As mentioned above, there can be only one indexing pipeline, and configuration of the indexing process is a synonym of writing an XSLT stylesheet which produces XML output containing the magic processing instructions or elements discussed in Section 2.5, “Canonical Indexing Format”. Obviously, there are million of different ways to accomplish this task, and some comments and code snippets are in order to enlighten the wary.
Stylesheets can be written in the pull or the push style: pull means that the output XML structure is taken as starting point of the internal structure of the XSLT stylesheet, and portions of the input XML are pulled out and inserted into the right spots of the output XML structure. On the other side, push XSLT stylesheets are recursively calling their template definitions, a process which is commanded by the input XML structure, and is triggered to produce some output XML whenever some special conditions in the input stylesheets are met. The pull type is well-suited for input XML with strong and well-defined structure and semantics, like the following OAI indexing example, whereas the push type might be the only possible way to sort out deeply recursive input XML formats.
A pull stylesheet example used to index OAI harvested records could use some of the following template definitions:
<xsl:stylesheet xmlns:xsl="http://www.w3.org/1999/XSL/Transform" xmlns:z="http://indexdata.dk/zebra-2.0" xmlns:oai="http://www.openarchives.org/&oai;/2.0/" xmlns:oai_dc="http://www.openarchives.org/&oai;/2.0/oai_dc/" xmlns:dc="http://purl.org/dc/elements/1.1/" version="1.0"> <!-- Example pull and magic element style Zebra indexing --> <xsl:output indent="yes" method="xml" version="1.0" encoding="UTF-8"/> <!-- disable all default text node output --> <xsl:template match="text()"/> <!-- disable all default recursive element node transversal --> <xsl:template match="node()"/> <!-- match only on oai xml record root --> <xsl:template match="/"> <z:record z:id="{normalize-space(oai:record/oai:header/oai:identifier)}"> <!-- you may use z:rank="{some XSLT; function here}" --> <!-- explicetly calling defined templates --> <xsl:apply-templates/> </z:record> </xsl:template> <!-- OAI indexing templates --> <xsl:template match="oai:record/oai:header/oai:identifier"> <z:index name="oai_identifier;0"> <xsl:value-of select="."/> </z:index> </xsl:template> <!-- etc, etc --> <!-- DC specific indexing templates --> <xsl:template match="oai:record/oai:metadata/oai_dc:dc/dc:title"> <z:index name="dc_any:w dc_title:w dc_title:p dc_title:s "> <xsl:value-of select="."/> </z:index> </xsl:template> <!-- etc, etc --> </xsl:stylesheet>
Notice also, that the names and types of the indexes can be defined in the indexing XSLT stylesheet dynamically according to content in the original XML records, which has opportunities for great power and wizardry as well as grande disaster.

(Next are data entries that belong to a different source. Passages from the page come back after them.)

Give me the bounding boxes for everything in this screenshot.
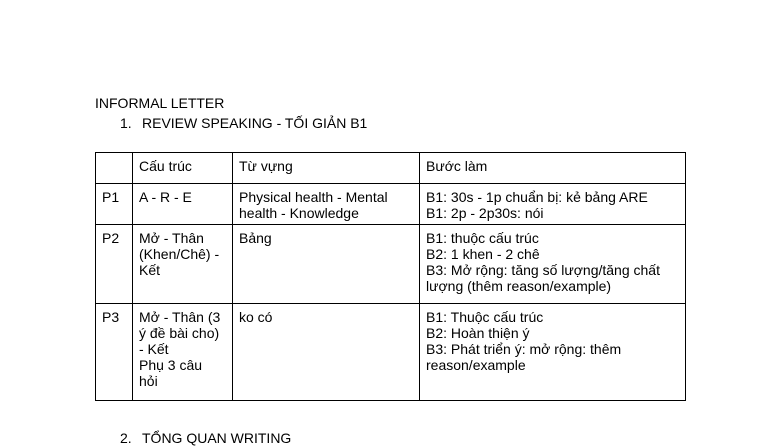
cell-part: P3: [96, 304, 133, 401]
cell-line: ko có: [239, 309, 273, 325]
cell-line: B2: 1 khen - 2 chê: [426, 246, 540, 262]
cell-part: P1: [96, 184, 133, 225]
table-row: [96, 225, 686, 304]
table-row: [96, 184, 686, 225]
cell-line: reason/example: [426, 357, 526, 373]
cell-line: A - R - E: [139, 189, 192, 205]
cell-line: Kết: [139, 262, 161, 278]
cell-steps: [420, 304, 686, 401]
list-text: REVIEW SPEAKING - TỐI GIẢN B1: [142, 115, 368, 131]
table-row: [96, 304, 686, 401]
document-heading: INFORMAL LETTER: [95, 95, 225, 111]
cell-line: B1: thuộc cấu trúc: [426, 230, 539, 246]
cell-structure: [133, 225, 233, 304]
list-text: TỔNG QUAN WRITING: [142, 430, 292, 446]
cell-line: Physical health - Mental: [239, 189, 388, 205]
cell-line: Phụ 3 câu: [139, 357, 203, 373]
list-item-writing-overview: [120, 430, 291, 446]
cell-line: B3: Mở rộng: tăng số lượng/tăng chất: [426, 262, 660, 278]
header-cell-steps: Bước làm: [420, 153, 686, 184]
cell-line: Bảng: [239, 230, 272, 246]
cell-line: - Kết: [139, 341, 169, 357]
cell-line: B1: 2p - 2p30s: nói: [426, 205, 544, 221]
cell-line: B2: Hoàn thiện ý: [426, 325, 530, 341]
list-number: 1.: [120, 115, 132, 131]
cell-line: (Khen/Chê) -: [139, 246, 220, 262]
cell-steps: [420, 184, 686, 225]
header-cell-structure: Cấu trúc: [133, 153, 233, 184]
header-cell-empty: [96, 153, 133, 184]
cell-line: lượng (thêm reason/example): [426, 278, 612, 294]
cell-line: ý đề bài cho): [139, 325, 220, 341]
speaking-table: [95, 152, 686, 401]
table-header-row: [96, 153, 686, 184]
cell-line: B1: Thuộc cấu trúc: [426, 309, 544, 325]
cell-line: hỏi: [139, 373, 158, 389]
list-number: 2.: [120, 430, 132, 446]
cell-line: Mở - Thân (3: [139, 309, 221, 325]
cell-line: B1: 30s - 1p chuẩn bị: kẻ bảng ARE: [426, 189, 648, 205]
cell-line: B3: Phát triển ý: mở rộng: thêm: [426, 341, 622, 357]
cell-vocab: [233, 184, 420, 225]
cell-part: P2: [96, 225, 133, 304]
cell-line: Mở - Thân: [139, 230, 204, 246]
cell-line: health - Knowledge: [239, 205, 359, 221]
cell-vocab: [233, 225, 420, 304]
cell-structure: [133, 184, 233, 225]
cell-structure: [133, 304, 233, 401]
list-item-review-speaking: [120, 115, 367, 131]
cell-vocab: [233, 304, 420, 401]
cell-steps: [420, 225, 686, 304]
header-cell-vocab: Từ vựng: [233, 153, 420, 184]
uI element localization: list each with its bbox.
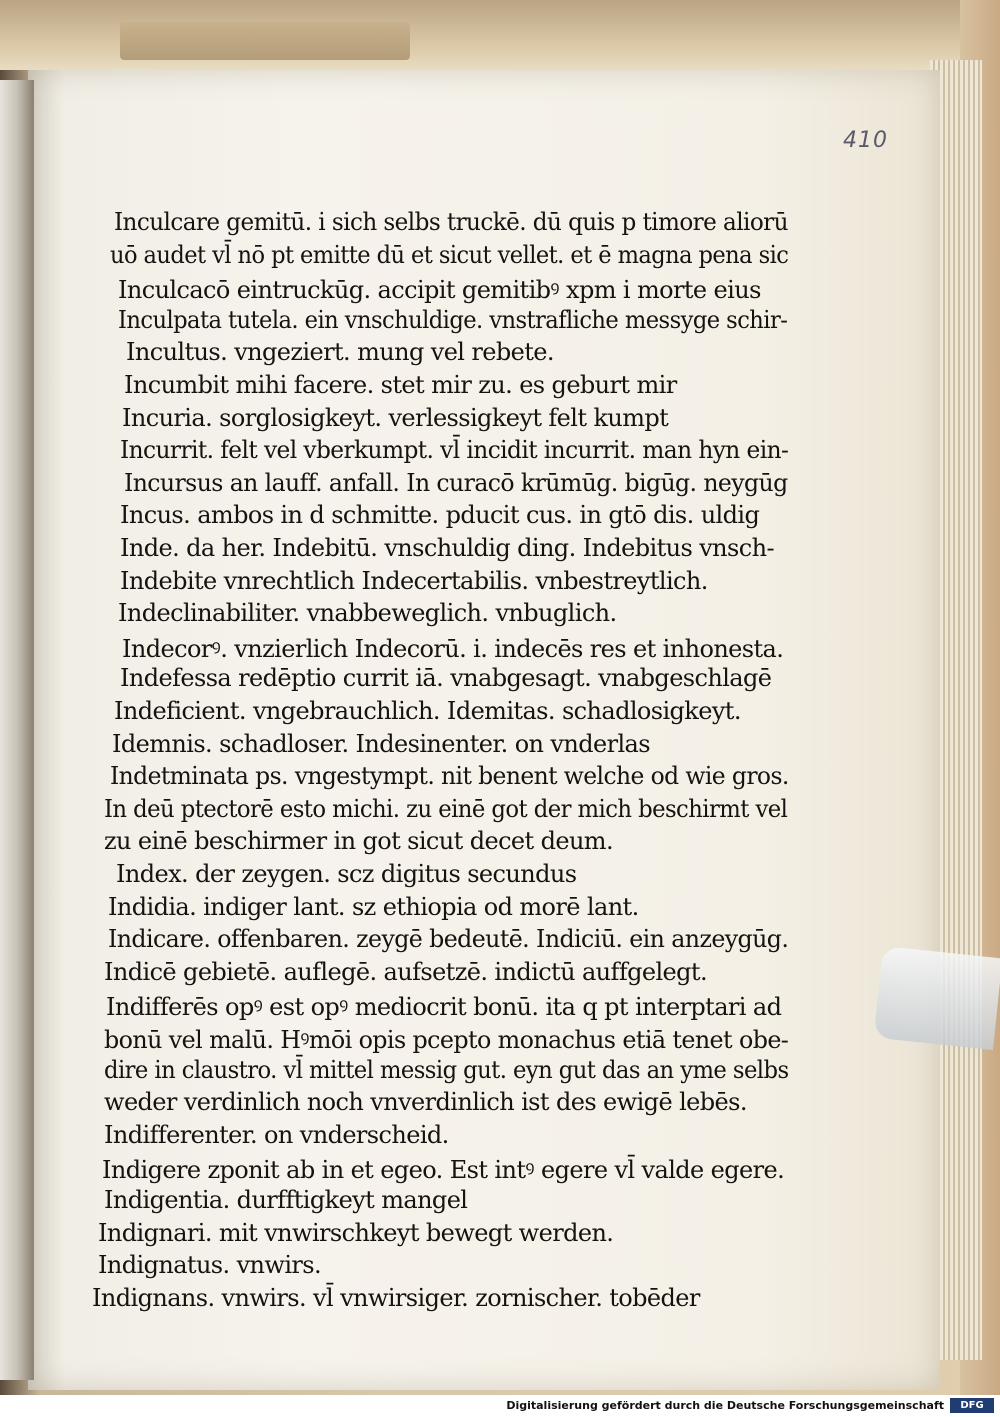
text-line: Indifferēs opꝰ est opꝰ mediocrit bonū. ita q pt interptari ad (106, 993, 782, 1022)
text-line: Incuria. sorglosigkeyt. verlessigkeyt felt kumpt (122, 403, 669, 432)
text-line: bonū vel malū. Hꝰmōi opis pcepto monachus etiā tenet obe- (104, 1026, 789, 1054)
text-line: Indetminata ps. vngestympt. nit benent welche od wie gros. (110, 762, 789, 791)
text-line: Indecorꝰ. vnzierlich Indecorū. i. indecēs res et inhonesta. (122, 634, 784, 663)
gutter-shadow (0, 80, 34, 1380)
funding-credit: Digitalisierung gefördert durch die Deutsche Forschungsgemeinschaft (506, 1399, 944, 1412)
text-line: weder verdinlich noch vnverdinlich ist des ewigē lebēs. (104, 1088, 747, 1117)
folio-number: 410 (843, 128, 888, 153)
text-line: Indebite vnrechtlich Indecertabilis. vnbestreytlich. (120, 566, 708, 595)
footer-bar (0, 1395, 1000, 1417)
text-line: In deū ptectorē esto michi. zu einē got der mich beschirmt vel (104, 794, 788, 823)
text-line: Indifferenter. on vnderscheid. (104, 1120, 449, 1149)
text-line: Indignans. vnwirs. vl̄ vnwirsiger. zornischer. tobēder (92, 1283, 700, 1312)
text-line: uō audet vl̄ nō pt emitte dū et sicut vellet. et ē magna pena sic (110, 240, 789, 269)
text-line: Indeclinabiliter. vnabbeweglich. vnbuglich. (118, 599, 617, 628)
text-line: Indignari. mit vnwirschkeyt bewegt werden. (98, 1218, 614, 1247)
bookmark-clip (874, 946, 1000, 1050)
label-tab (120, 22, 410, 60)
text-line: Indefessa redēptio currit iā. vnabgesagt. vnabgeschlagē (120, 664, 772, 693)
text-line: Incus. ambos in d schmitte. pducit cus. in gtō dis. uldig (120, 501, 760, 530)
dfg-logo: DFG (950, 1398, 994, 1413)
text-line: Idemnis. schadloser. Indesinenter. on vnderlas (112, 729, 650, 758)
text-line: Indigere zponit ab in et egeo. Est intꝰ egere vl̄ valde egere. (102, 1156, 785, 1185)
text-line: Incumbit mihi facere. stet mir zu. es geburt mir (124, 371, 677, 399)
text-line: Indidia. indiger lant. sz ethiopia od morē lant. (108, 892, 639, 921)
text-line: Inculpata tutela. ein vnschuldige. vnstrafliche messyge schir- (118, 305, 788, 334)
text-line: Indicē gebietē. auflegē. aufsetzē. indictū auffgelegt. (104, 957, 707, 986)
text-line: Inculcare gemitū. i sich selbs truckē. dū quis p timore aliorū (114, 208, 788, 236)
text-line: Indignatus. vnwirs. (98, 1251, 322, 1280)
text-line: Indigentia. durfftigkeyt mangel (104, 1186, 468, 1214)
text-line: Indeficient. vngebrauchlich. Idemitas. schadlosigkeyt. (114, 697, 741, 725)
text-line: Incursus an lauff. anfall. In curacō krūmūg. bigūg. neygūg (124, 468, 788, 497)
text-line: Incurrit. felt vel vberkumpt. vl̄ incidit incurrit. man hyn ein- (120, 436, 789, 465)
text-line: zu einē beschirmer in got sicut decet deum. (104, 827, 613, 856)
text-line: Incultus. vngeziert. mung vel rebete. (126, 338, 554, 367)
text-line: Inculcacō eintruckūg. accipit gemitibꝰ xpm i morte eius (118, 276, 761, 305)
text-line: Indicare. offenbaren. zeygē bedeutē. Indiciū. ein anzeygūg. (108, 925, 789, 954)
text-line: dire in claustro. vl̄ mittel messig gut. eyn gut das an yme selbs (104, 1055, 789, 1084)
text-line: Inde. da her. Indebitū. vnschuldig ding. Indebitus vnsch- (120, 534, 774, 562)
text-line: Index. der zeygen. scz digitus secundus (116, 860, 577, 888)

The following excerpt of a push stylesheet might be a good idea according to your strict control of the XML input format (due to rigorous checking against well-defined and tight RelaxNG or XML Schema's, for example):
<xsl:template name="element-name-indexes"> <z:index name="{name()}:w"> <xsl:value-of select="'1'"/> </z:index> </xsl:template>
This template creates indexes which have the name of the working
node of any input XML file, and assigns a '1' to the index.
The example query
find @attr 1=xyz 1
finds all files which contain at least one
xyz
XML element. In case you can not control
which element names the input files contain, you might ask for
disaster and bad karma using this technique.

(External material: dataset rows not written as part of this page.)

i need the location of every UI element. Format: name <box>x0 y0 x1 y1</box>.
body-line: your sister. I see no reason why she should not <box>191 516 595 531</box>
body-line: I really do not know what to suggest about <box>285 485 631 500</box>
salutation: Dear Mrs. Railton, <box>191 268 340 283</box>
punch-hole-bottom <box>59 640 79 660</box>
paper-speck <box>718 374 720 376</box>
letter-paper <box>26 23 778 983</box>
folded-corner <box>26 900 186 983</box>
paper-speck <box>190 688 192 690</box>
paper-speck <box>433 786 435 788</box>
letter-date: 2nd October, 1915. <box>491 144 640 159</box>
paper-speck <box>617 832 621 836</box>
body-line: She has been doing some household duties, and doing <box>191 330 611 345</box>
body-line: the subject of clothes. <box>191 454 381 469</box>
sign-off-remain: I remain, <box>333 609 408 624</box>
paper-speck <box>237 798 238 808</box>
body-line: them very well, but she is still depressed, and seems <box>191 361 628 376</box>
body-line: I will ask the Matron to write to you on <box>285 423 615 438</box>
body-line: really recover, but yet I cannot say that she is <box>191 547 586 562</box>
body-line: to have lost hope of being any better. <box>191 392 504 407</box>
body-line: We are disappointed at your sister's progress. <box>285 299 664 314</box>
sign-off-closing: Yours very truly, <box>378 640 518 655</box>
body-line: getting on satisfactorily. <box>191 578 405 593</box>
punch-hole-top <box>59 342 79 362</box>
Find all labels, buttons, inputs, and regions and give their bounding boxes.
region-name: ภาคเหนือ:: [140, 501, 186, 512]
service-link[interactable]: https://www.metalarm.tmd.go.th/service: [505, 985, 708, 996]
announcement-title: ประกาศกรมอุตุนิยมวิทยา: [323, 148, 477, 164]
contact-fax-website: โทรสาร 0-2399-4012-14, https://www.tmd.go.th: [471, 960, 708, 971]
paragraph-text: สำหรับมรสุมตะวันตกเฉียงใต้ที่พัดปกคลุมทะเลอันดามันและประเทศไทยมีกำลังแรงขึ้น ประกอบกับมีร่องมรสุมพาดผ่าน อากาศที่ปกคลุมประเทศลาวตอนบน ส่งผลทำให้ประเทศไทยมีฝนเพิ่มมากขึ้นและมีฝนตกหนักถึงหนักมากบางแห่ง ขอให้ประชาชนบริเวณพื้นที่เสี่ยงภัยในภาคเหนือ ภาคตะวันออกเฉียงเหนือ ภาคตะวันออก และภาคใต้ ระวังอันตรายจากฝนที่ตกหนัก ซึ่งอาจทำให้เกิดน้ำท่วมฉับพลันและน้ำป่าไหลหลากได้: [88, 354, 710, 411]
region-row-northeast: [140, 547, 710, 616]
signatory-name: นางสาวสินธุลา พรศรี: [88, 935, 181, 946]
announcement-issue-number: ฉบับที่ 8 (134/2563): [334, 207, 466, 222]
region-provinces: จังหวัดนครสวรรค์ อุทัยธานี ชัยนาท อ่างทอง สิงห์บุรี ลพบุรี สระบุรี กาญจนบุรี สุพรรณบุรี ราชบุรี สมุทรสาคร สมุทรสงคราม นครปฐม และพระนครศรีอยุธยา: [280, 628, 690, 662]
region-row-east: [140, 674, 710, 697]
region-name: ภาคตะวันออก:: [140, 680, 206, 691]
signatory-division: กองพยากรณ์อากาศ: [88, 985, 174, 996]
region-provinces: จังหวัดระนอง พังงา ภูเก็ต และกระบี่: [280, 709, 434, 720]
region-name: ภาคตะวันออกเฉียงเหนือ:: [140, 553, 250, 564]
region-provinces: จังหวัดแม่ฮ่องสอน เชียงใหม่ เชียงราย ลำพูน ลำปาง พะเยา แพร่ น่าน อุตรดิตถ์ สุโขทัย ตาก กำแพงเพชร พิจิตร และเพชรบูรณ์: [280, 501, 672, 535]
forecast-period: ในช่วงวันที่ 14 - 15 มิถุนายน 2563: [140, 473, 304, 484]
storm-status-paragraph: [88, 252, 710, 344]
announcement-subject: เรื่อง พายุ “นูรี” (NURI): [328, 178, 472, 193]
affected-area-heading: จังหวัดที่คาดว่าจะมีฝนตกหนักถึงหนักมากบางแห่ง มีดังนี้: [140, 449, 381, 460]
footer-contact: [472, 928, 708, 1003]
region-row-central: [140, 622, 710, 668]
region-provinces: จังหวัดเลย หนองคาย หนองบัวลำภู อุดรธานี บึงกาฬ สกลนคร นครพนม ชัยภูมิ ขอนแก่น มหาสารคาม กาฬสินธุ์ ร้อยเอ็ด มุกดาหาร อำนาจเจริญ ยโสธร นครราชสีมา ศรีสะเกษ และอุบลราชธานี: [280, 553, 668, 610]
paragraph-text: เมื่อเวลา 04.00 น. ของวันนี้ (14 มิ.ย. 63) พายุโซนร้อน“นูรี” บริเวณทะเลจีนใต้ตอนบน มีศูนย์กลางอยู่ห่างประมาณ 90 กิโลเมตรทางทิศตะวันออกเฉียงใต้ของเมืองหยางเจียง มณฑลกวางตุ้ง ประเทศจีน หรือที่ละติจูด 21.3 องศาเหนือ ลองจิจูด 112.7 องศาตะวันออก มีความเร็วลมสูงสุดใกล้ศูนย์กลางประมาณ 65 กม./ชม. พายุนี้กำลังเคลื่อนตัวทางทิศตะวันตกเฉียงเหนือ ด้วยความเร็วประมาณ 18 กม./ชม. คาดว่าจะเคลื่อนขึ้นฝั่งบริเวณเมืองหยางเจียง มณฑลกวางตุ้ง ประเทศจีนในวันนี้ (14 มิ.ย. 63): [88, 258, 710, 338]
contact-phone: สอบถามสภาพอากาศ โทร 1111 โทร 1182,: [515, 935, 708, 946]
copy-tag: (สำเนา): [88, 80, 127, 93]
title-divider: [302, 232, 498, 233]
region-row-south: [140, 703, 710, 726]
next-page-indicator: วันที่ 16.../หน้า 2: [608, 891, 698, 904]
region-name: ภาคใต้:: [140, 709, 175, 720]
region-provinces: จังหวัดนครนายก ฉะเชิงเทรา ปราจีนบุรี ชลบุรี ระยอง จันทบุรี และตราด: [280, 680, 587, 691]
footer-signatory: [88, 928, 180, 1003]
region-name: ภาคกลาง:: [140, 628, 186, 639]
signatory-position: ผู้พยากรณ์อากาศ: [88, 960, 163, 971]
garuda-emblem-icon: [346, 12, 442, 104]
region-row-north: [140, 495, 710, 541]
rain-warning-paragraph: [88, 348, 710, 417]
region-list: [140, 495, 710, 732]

One variation over the theme dynamically created indexes will definitely be unwise:
<!-- match on oai xml record root --> <xsl:template match="/"> <z:record> <!-- create dynamic index name from input content --> <xsl:variable name="dynamic_content"> <xsl:value-of select="oai:record/oai:header/oai:identifier"/> </xsl:variable> <!-- create zillions of indexes with unknown names --> <z:index name="{$dynamic_content}:w"> <xsl:value-of select="oai:record/oai:metadata/oai_dc:dc"/> </z:index> </z:record> </xsl:template>
Don't be tempted to play too smart tricks with the power of XSLT, the above example will create zillions of indexes with unpredictable names, resulting in severe Zebra index pollution..

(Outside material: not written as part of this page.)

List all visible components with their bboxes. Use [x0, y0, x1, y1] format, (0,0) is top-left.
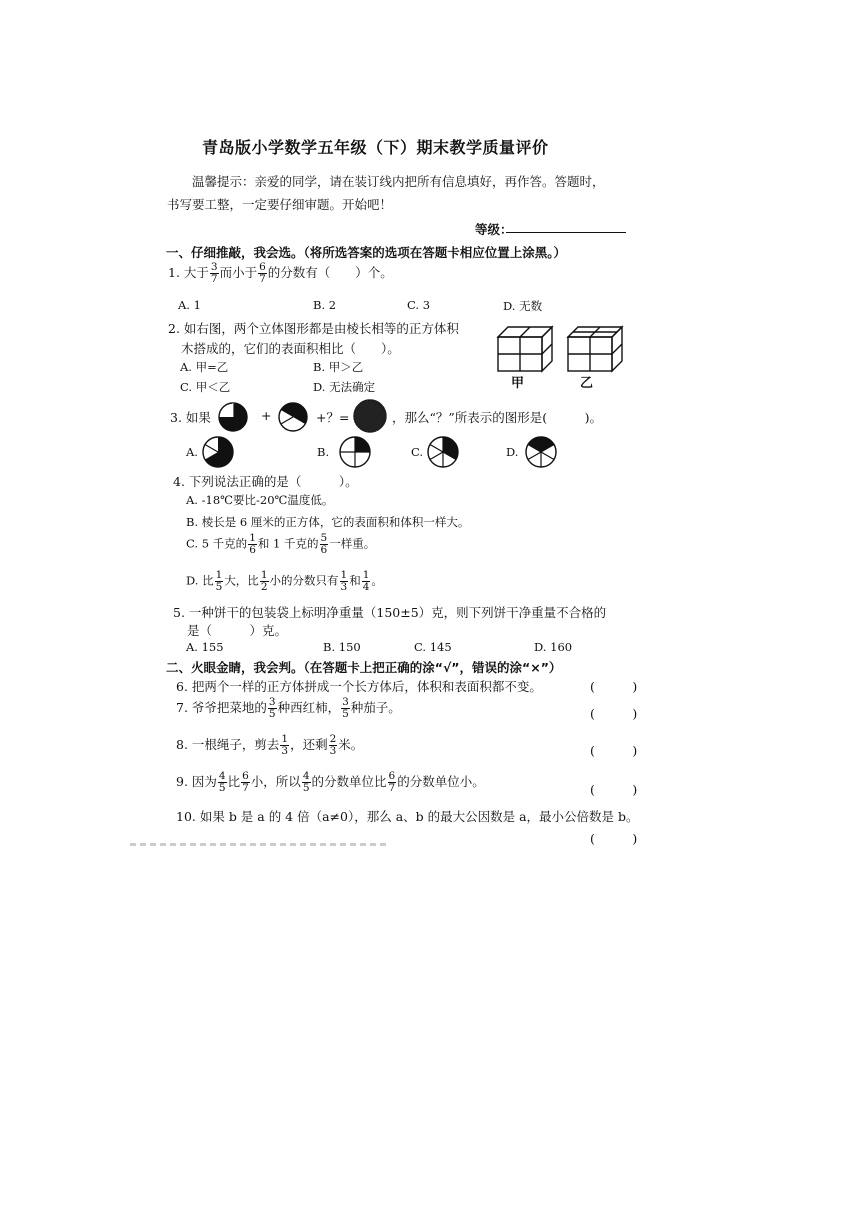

It can be very hard to debug a DOM filter setup due to the many
sucessive MARC syntax translations, XML stream splitting and
XSLT transformations involved. As an aid, you have always the
power of the -s
command line switch to the
zebraidz
indexing command at your hand:
zebraidx -s -c zebra.cfg update some_record_stream.xml
This command line simulates indexing and dumps a lot of debug information in the logs, telling exactly which transformations have been applied, how the documents look like after each transformation, and which record ids and terms are send to the indexer.